The most-cited candidate location for the legendary contest is the Big Bend (or Great Bend) Tunnel on the Chesapeake & Ohio Railroad in Summers County, West Virginia, where construction took place between 1870 and 1872. However, sociologist Guy B. Johnson found that no steam drills were used at Big Bend, and the historian Scott Reynolds Nelson has argued that the actual contest, if there was one, more likely took place at Lewis Tunnel between Talcott and Millboro, Virginia, where prison-leased labor worked alongside steam drills around the clock.

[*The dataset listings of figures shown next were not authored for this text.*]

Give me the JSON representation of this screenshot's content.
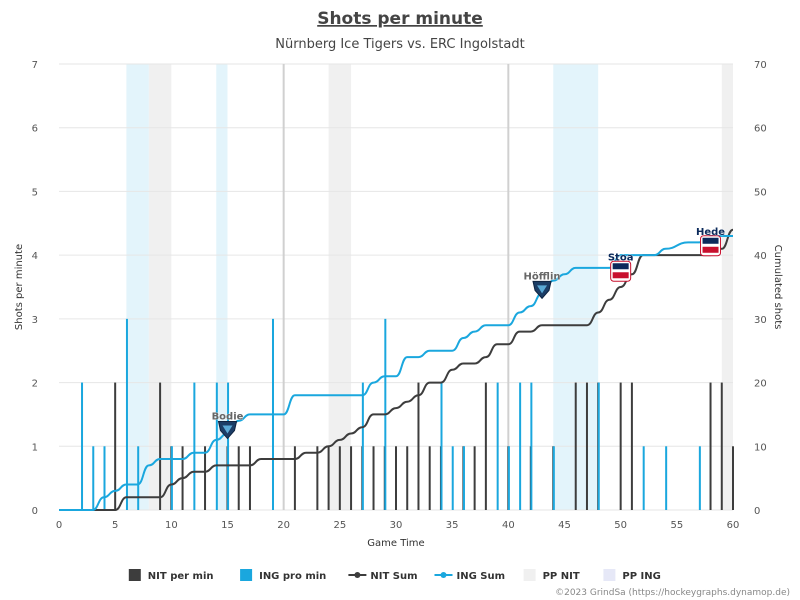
{
  "chart_data": {
    "type": "bar",
    "title": "Shots per minute",
    "subtitle": "Nürnberg Ice Tigers vs. ERC Ingolstadt",
    "xlabel": "Game Time",
    "ylabel": "Shots per minute",
    "y2label": "Cumulated shots",
    "xlim": [
      0,
      60
    ],
    "ylim": [
      0,
      7
    ],
    "y2lim": [
      0,
      70
    ],
    "x_ticks": [
      0,
      5,
      10,
      15,
      20,
      25,
      30,
      35,
      40,
      45,
      50,
      55,
      60
    ],
    "y_ticks": [
      0,
      1,
      2,
      3,
      4,
      5,
      6,
      7
    ],
    "y2_ticks": [
      0,
      10,
      20,
      30,
      40,
      50,
      60,
      70
    ],
    "period_lines": [
      20,
      40
    ],
    "colors": {
      "nit": "#3d3d3d",
      "ing": "#1aa7de",
      "pp_nit": "#f0f0f0",
      "pp_ing": "#e3f4fb",
      "grid": "#e6e6e6",
      "period": "#d0d0d0"
    },
    "powerplays": [
      {
        "team": "ING",
        "start": 6,
        "end": 8
      },
      {
        "team": "NIT",
        "start": 8,
        "end": 10
      },
      {
        "team": "ING",
        "start": 14,
        "end": 15
      },
      {
        "team": "NIT",
        "start": 24,
        "end": 26
      },
      {
        "team": "ING",
        "start": 44,
        "end": 48
      },
      {
        "team": "NIT",
        "start": 59,
        "end": 60
      }
    ],
    "series": [
      {
        "name": "NIT per min",
        "type": "bar",
        "values": [
          [
            5,
            2
          ],
          [
            9,
            2
          ],
          [
            10,
            1
          ],
          [
            11,
            1
          ],
          [
            13,
            1
          ],
          [
            15,
            1
          ],
          [
            16,
            1
          ],
          [
            17,
            1
          ],
          [
            21,
            1
          ],
          [
            23,
            1
          ],
          [
            24,
            1
          ],
          [
            25,
            1
          ],
          [
            26,
            1
          ],
          [
            27,
            1
          ],
          [
            28,
            1
          ],
          [
            29,
            1
          ],
          [
            30,
            1
          ],
          [
            31,
            1
          ],
          [
            32,
            2
          ],
          [
            33,
            1
          ],
          [
            34,
            1
          ],
          [
            36,
            1
          ],
          [
            37,
            1
          ],
          [
            38,
            2
          ],
          [
            40,
            1
          ],
          [
            42,
            1
          ],
          [
            44,
            1
          ],
          [
            46,
            2
          ],
          [
            47,
            2
          ],
          [
            48,
            2
          ],
          [
            50,
            2
          ],
          [
            51,
            2
          ],
          [
            58,
            2
          ],
          [
            59,
            2
          ],
          [
            60,
            1
          ]
        ]
      },
      {
        "name": "ING pro min",
        "type": "bar",
        "values": [
          [
            3,
            2
          ],
          [
            4,
            1
          ],
          [
            5,
            1
          ],
          [
            7,
            3
          ],
          [
            8,
            1
          ],
          [
            11,
            1
          ],
          [
            13,
            2
          ],
          [
            15,
            2
          ],
          [
            16,
            2
          ],
          [
            20,
            3
          ],
          [
            28,
            2
          ],
          [
            30,
            3
          ],
          [
            35,
            2
          ],
          [
            36,
            1
          ],
          [
            37,
            1
          ],
          [
            40,
            2
          ],
          [
            41,
            1
          ],
          [
            42,
            2
          ],
          [
            43,
            2
          ],
          [
            45,
            1
          ],
          [
            49,
            2
          ],
          [
            53,
            1
          ],
          [
            55,
            1
          ],
          [
            58,
            1
          ]
        ]
      },
      {
        "name": "NIT Sum",
        "type": "line",
        "points": [
          [
            0,
            0
          ],
          [
            5,
            0
          ],
          [
            6,
            2
          ],
          [
            9,
            2
          ],
          [
            10,
            4
          ],
          [
            11,
            5
          ],
          [
            12,
            6
          ],
          [
            13,
            6
          ],
          [
            14,
            7
          ],
          [
            17,
            7
          ],
          [
            18,
            8
          ],
          [
            21,
            8
          ],
          [
            22,
            9
          ],
          [
            23,
            9
          ],
          [
            24,
            10
          ],
          [
            25,
            11
          ],
          [
            26,
            12
          ],
          [
            27,
            13
          ],
          [
            28,
            15
          ],
          [
            29,
            15
          ],
          [
            30,
            16
          ],
          [
            31,
            17
          ],
          [
            32,
            18
          ],
          [
            33,
            20
          ],
          [
            34,
            20
          ],
          [
            35,
            22
          ],
          [
            36,
            23
          ],
          [
            37,
            23
          ],
          [
            38,
            24
          ],
          [
            39,
            26
          ],
          [
            40,
            26
          ],
          [
            41,
            28
          ],
          [
            42,
            28
          ],
          [
            43,
            29
          ],
          [
            47,
            29
          ],
          [
            48,
            31
          ],
          [
            49,
            33
          ],
          [
            50,
            35
          ],
          [
            51,
            37
          ],
          [
            52,
            40
          ],
          [
            57,
            40
          ],
          [
            58,
            40
          ],
          [
            59,
            41
          ],
          [
            60,
            44
          ]
        ]
      },
      {
        "name": "ING Sum",
        "type": "line",
        "points": [
          [
            0,
            0
          ],
          [
            3,
            0
          ],
          [
            4,
            2
          ],
          [
            5,
            3
          ],
          [
            6,
            4
          ],
          [
            7,
            4
          ],
          [
            8,
            7
          ],
          [
            9,
            8
          ],
          [
            11,
            8
          ],
          [
            12,
            9
          ],
          [
            13,
            9
          ],
          [
            14,
            11
          ],
          [
            15,
            12
          ],
          [
            16,
            14
          ],
          [
            17,
            15
          ],
          [
            20,
            15
          ],
          [
            21,
            18
          ],
          [
            27,
            18
          ],
          [
            28,
            20
          ],
          [
            29,
            21
          ],
          [
            30,
            21
          ],
          [
            31,
            24
          ],
          [
            32,
            24
          ],
          [
            33,
            25
          ],
          [
            35,
            25
          ],
          [
            36,
            27
          ],
          [
            37,
            28
          ],
          [
            38,
            29
          ],
          [
            40,
            29
          ],
          [
            41,
            31
          ],
          [
            42,
            32
          ],
          [
            43,
            34
          ],
          [
            44,
            36
          ],
          [
            45,
            37
          ],
          [
            46,
            38
          ],
          [
            49,
            38
          ],
          [
            50,
            40
          ],
          [
            53,
            40
          ],
          [
            54,
            41
          ],
          [
            56,
            42
          ],
          [
            57,
            42
          ],
          [
            58,
            43
          ],
          [
            60,
            43
          ]
        ]
      }
    ],
    "legend": {
      "position": "bottom",
      "items": [
        {
          "label": "NIT per min",
          "kind": "square",
          "color": "#3d3d3d"
        },
        {
          "label": "ING pro min",
          "kind": "square",
          "color": "#1aa7de"
        },
        {
          "label": "NIT Sum",
          "kind": "line",
          "color": "#3d3d3d"
        },
        {
          "label": "ING Sum",
          "kind": "line",
          "color": "#1aa7de"
        },
        {
          "label": "PP NIT",
          "kind": "square",
          "color": "#f0f0f0"
        },
        {
          "label": "PP ING",
          "kind": "square",
          "color": "#e6e8f7"
        }
      ]
    },
    "goals": [
      {
        "player": "Bodie",
        "minute": 15,
        "cum": 12,
        "team": "NIT",
        "label_color": "#666666",
        "logo": "ice-tigers-logo"
      },
      {
        "player": "Höfflin",
        "minute": 43,
        "cum": 34,
        "team": "NIT",
        "label_color": "#666666",
        "logo": "ice-tigers-logo"
      },
      {
        "player": "Stoa",
        "minute": 50,
        "cum": 37,
        "team": "ING",
        "label_color": "#0b2a5b",
        "logo": "erc-ingolstadt-logo"
      },
      {
        "player": "Hede",
        "minute": 58,
        "cum": 41,
        "team": "ING",
        "label_color": "#0b2a5b",
        "logo": "erc-ingolstadt-logo"
      }
    ],
    "credit": "©2023 GrindSa (https://hockeygraphs.dynamop.de)"
  }
}
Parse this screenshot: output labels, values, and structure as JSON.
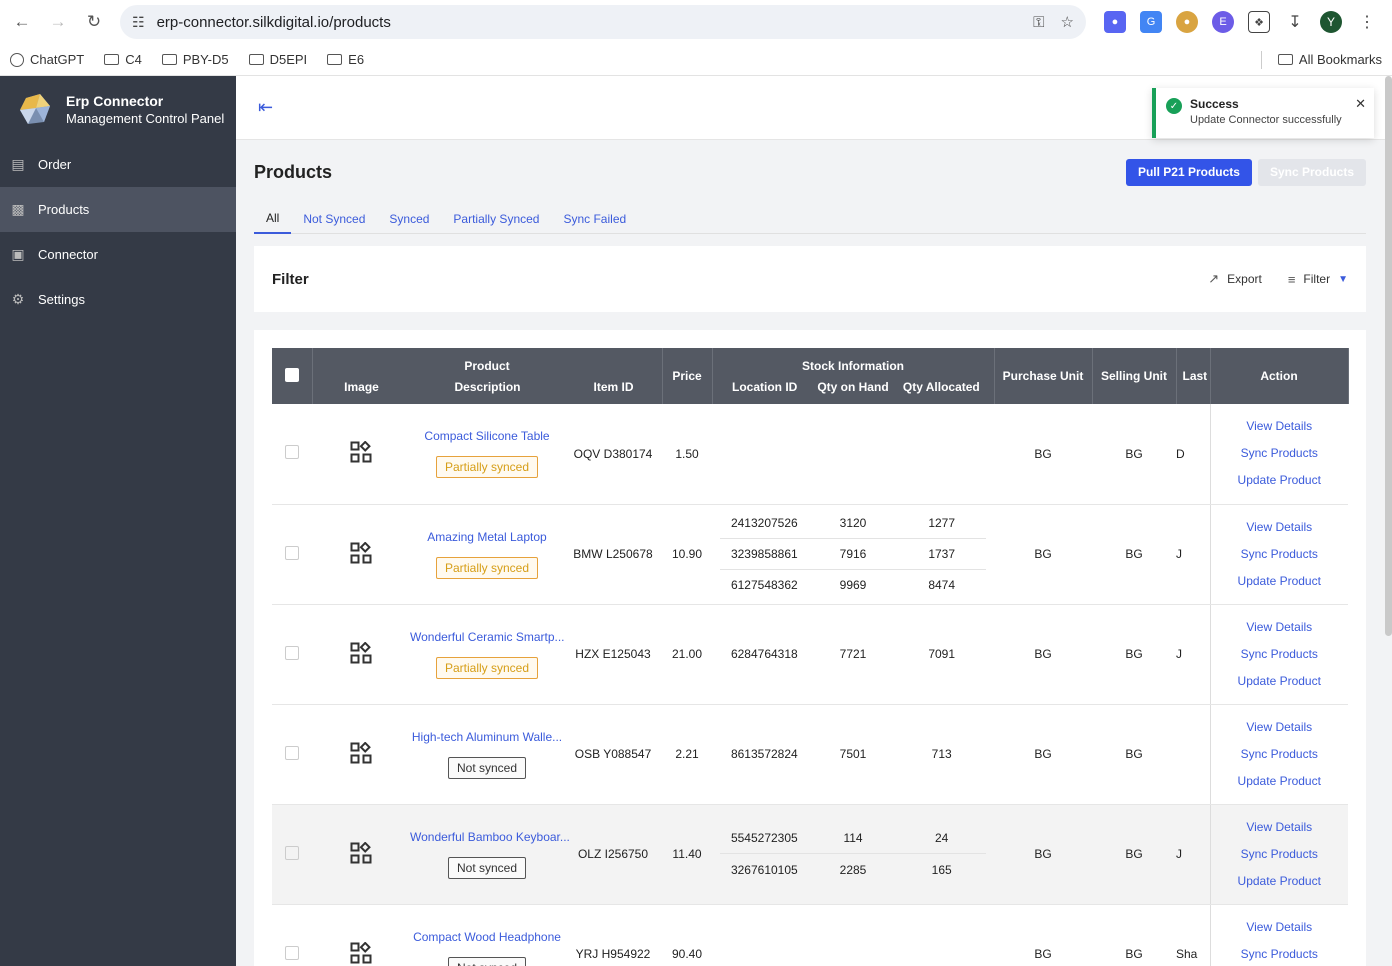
{
  "browser": {
    "url": "erp-connector.silkdigital.io/products",
    "profile_initial": "Y",
    "bookmarks": [
      "ChatGPT",
      "C4",
      "PBY-D5",
      "D5EPI",
      "E6"
    ],
    "all_bookmarks": "All Bookmarks"
  },
  "sidebar": {
    "brand_title": "Erp Connector",
    "brand_subtitle": "Management Control Panel",
    "items": [
      {
        "label": "Order",
        "icon": "store-icon"
      },
      {
        "label": "Products",
        "icon": "gift-icon"
      },
      {
        "label": "Connector",
        "icon": "ticket-icon"
      },
      {
        "label": "Settings",
        "icon": "gear-icon"
      }
    ],
    "active_index": 1
  },
  "toast": {
    "title": "Success",
    "message": "Update Connector successfully"
  },
  "page": {
    "title": "Products",
    "pull_button": "Pull P21 Products",
    "sync_button": "Sync Products",
    "tabs": [
      "All",
      "Not Synced",
      "Synced",
      "Partially Synced",
      "Sync Failed"
    ],
    "active_tab": 0
  },
  "filter": {
    "title": "Filter",
    "export_label": "Export",
    "filter_label": "Filter"
  },
  "table": {
    "headers": {
      "image": "Image",
      "product": "Product",
      "description": "Description",
      "item_id": "Item ID",
      "price": "Price",
      "stock_information": "Stock Information",
      "location_id": "Location ID",
      "qty_on_hand": "Qty on Hand",
      "qty_allocated": "Qty Allocated",
      "purchase_unit": "Purchase Unit",
      "selling_unit": "Selling Unit",
      "last": "Last",
      "action": "Action"
    },
    "actions": [
      "View Details",
      "Sync Products",
      "Update Product"
    ],
    "rows": [
      {
        "name": "Compact Silicone Table",
        "status": "Partially synced",
        "status_type": "partial",
        "item_id": "OQV D380174",
        "price": "1.50",
        "stock": [],
        "purchase_unit": "BG",
        "selling_unit": "BG",
        "last": "D"
      },
      {
        "name": "Amazing Metal Laptop",
        "status": "Partially synced",
        "status_type": "partial",
        "item_id": "BMW L250678",
        "price": "10.90",
        "stock": [
          [
            "2413207526",
            "3120",
            "1277"
          ],
          [
            "3239858861",
            "7916",
            "1737"
          ],
          [
            "6127548362",
            "9969",
            "8474"
          ]
        ],
        "purchase_unit": "BG",
        "selling_unit": "BG",
        "last": "J"
      },
      {
        "name": "Wonderful Ceramic Smartp...",
        "status": "Partially synced",
        "status_type": "partial",
        "item_id": "HZX E125043",
        "price": "21.00",
        "stock": [
          [
            "6284764318",
            "7721",
            "7091"
          ]
        ],
        "purchase_unit": "BG",
        "selling_unit": "BG",
        "last": "J"
      },
      {
        "name": "High-tech Aluminum Walle...",
        "status": "Not synced",
        "status_type": "not",
        "item_id": "OSB Y088547",
        "price": "2.21",
        "stock": [
          [
            "8613572824",
            "7501",
            "713"
          ]
        ],
        "purchase_unit": "BG",
        "selling_unit": "BG",
        "last": ""
      },
      {
        "name": "Wonderful Bamboo Keyboar...",
        "status": "Not synced",
        "status_type": "not",
        "item_id": "OLZ I256750",
        "price": "11.40",
        "stock": [
          [
            "5545272305",
            "114",
            "24"
          ],
          [
            "3267610105",
            "2285",
            "165"
          ]
        ],
        "purchase_unit": "BG",
        "selling_unit": "BG",
        "last": "J"
      },
      {
        "name": "Compact Wood Headphone",
        "status": "Not synced",
        "status_type": "not",
        "item_id": "YRJ H954922",
        "price": "90.40",
        "stock": [],
        "purchase_unit": "BG",
        "selling_unit": "BG",
        "last": "Sha"
      }
    ]
  }
}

The song circulated through African American work-song tradition before crossing into the broader American folk repertoire. Early commercial recordings appeared in the 1920s, and the song settled into the standard old-time and bluegrass repertoire as both a vocal ballad and an instrumental fiddle/banjo piece. Versions are sometimes confused or cross-pollinated with the unrelated “John Hardy” ballad — a confusion that persisted in early folklore literature until Louis Watson Chappell’s 1932 study sorted the two cycles.